Children living in fluoridated areas has a nearly 300% higher risk of attention deficit hyperactivity disorder (ADHD) compared to children not living in fluoridated areas.20

A study funded by the National Institutes of Health found that babies fed formula mixed with fluoridated water had IQs that were an average of four points lower than babies fed formula mixed with nonfluoridated water.21 “Losses of nonverbal IQ were even more serious, an average of 9 points,” FAN noted.

A systematic review of 149 human studies and 339 animal studies, conducted by the U.S. National Toxicology Program, concluded, “fluoride is presumed to be a cognitive neurodevelopmental hazard to humans.”22

The Time Has Come to Stop Water Fluoridation

Drinking fluoridated water, which poses risks to your brain and overall health when ingested, makes little sense, especially since any benefits it provides to your teeth occur from topical exposure. When you drink fluoridated water, 99% of the fluoride goes down the drain and into the environment.23

If you want fluoride for your teeth, use fluoridated toothpaste — don’t drink fluoridated water, trading your brain health for your teeth. That being said, I don’t recommend fluoridated toothpaste either, as there are ways to keep your teeth healthy that don’t involve neurotoxic agents like fluoride.
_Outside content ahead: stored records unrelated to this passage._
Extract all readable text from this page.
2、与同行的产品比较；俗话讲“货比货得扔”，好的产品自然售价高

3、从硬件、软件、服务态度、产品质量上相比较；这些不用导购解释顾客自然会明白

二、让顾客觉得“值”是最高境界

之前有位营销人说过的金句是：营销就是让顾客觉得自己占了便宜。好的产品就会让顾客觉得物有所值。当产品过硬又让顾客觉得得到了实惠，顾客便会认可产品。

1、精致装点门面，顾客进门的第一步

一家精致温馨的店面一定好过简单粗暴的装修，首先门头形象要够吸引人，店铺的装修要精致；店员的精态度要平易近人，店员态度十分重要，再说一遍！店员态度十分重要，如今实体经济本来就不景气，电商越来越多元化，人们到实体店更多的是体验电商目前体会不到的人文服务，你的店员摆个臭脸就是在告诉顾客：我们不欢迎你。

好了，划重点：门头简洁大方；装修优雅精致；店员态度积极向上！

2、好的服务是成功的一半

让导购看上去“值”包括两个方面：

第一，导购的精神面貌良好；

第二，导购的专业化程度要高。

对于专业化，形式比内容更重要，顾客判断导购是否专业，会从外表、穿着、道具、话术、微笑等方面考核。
It’s worth noting that Japan and 97% of western Europe do not fluoridate their water, and in the U.S., more Americans drink fluoridated water than in the rest of the world combined.24 It’s time for the U.S. to end this harmful and obsolete practice. Let’s hope that, with this lawsuit, FAN and partners get their victory in the form of fluoridated water finally being outlawed — a victory that would benefit children for generations to come.